Third, PT BISI is not a multinational in the real sense of the word even though it is a joint venture company with a domestic presence. In the future, farmers may have to face pressures from giant seed multinationals such as Monsanto or Syngenta. A different story might emerge then.

What says Tukirin?

Tukirin himself has several things to say about his case. First, he wonders why PT BISI felt he posed a competitive threat. "The quality of their seeds is much better than mine. They have a wider distribution network. I just want to make seeds for myself and some friends, get a little income. I am just a small fish. Why fear farmers like me?" he says. All he wanted to do was to cut production costs without harming anyone.
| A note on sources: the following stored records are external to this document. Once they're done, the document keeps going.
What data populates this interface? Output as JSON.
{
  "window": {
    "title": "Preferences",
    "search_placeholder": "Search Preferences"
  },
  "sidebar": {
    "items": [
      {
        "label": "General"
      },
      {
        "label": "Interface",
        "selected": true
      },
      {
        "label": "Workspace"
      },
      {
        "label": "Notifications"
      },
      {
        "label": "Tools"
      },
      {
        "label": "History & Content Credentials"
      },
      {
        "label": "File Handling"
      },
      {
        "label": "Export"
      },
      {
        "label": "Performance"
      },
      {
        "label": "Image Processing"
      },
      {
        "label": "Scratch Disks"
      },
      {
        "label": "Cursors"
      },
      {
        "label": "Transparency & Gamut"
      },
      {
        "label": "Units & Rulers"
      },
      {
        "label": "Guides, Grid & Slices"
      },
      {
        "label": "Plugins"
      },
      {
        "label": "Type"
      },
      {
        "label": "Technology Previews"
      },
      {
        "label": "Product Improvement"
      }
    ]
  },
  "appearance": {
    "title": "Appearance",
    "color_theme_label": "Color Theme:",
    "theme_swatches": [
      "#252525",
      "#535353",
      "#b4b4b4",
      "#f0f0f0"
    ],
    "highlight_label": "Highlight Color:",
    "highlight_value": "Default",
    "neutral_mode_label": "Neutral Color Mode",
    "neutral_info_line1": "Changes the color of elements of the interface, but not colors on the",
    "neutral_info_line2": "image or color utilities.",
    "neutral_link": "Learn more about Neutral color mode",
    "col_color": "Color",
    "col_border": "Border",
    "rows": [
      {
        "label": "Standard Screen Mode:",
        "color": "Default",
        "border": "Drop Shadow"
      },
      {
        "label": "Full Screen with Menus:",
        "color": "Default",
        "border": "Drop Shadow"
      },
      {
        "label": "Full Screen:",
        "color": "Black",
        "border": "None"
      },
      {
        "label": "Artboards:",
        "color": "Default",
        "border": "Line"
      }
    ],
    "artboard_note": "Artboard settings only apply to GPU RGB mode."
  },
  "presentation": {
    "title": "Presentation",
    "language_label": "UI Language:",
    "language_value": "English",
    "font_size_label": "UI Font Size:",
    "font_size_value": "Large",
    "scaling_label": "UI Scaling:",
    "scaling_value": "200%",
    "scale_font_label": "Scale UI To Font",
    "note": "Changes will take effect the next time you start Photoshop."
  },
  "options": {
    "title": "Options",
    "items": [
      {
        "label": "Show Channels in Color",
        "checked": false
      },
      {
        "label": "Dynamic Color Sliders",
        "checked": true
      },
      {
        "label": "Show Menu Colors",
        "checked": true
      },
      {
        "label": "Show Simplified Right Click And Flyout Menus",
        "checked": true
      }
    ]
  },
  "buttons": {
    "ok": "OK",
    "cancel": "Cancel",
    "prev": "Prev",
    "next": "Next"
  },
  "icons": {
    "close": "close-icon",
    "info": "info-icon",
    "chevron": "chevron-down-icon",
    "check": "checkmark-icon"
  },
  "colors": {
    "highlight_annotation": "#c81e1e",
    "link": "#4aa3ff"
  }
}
Secondly, he laments the lack of government support. He says government officials often stress that farmers must be skilled and independent. He wanted to be skilled in breeding seeds and to use his own seeds. Why then, he wonders, was he prosecuted for doing so? Also, he wants the government officials to communicate the legal aspects of seed breeding so that farmers can understand the system.

Thirdly, after the one year is over, he will continue to breed his own seeds. He says as long as he does it on his land, he feels he has a right to do so. He wants to continue experimenting on seeds bought in the shops to see if he can breed different seeds of better quality.

Hira Jhamtani is a Third World Network associate based in Bali. Dey Patria is a researcher in Mojokerto, East Java who investigated this case.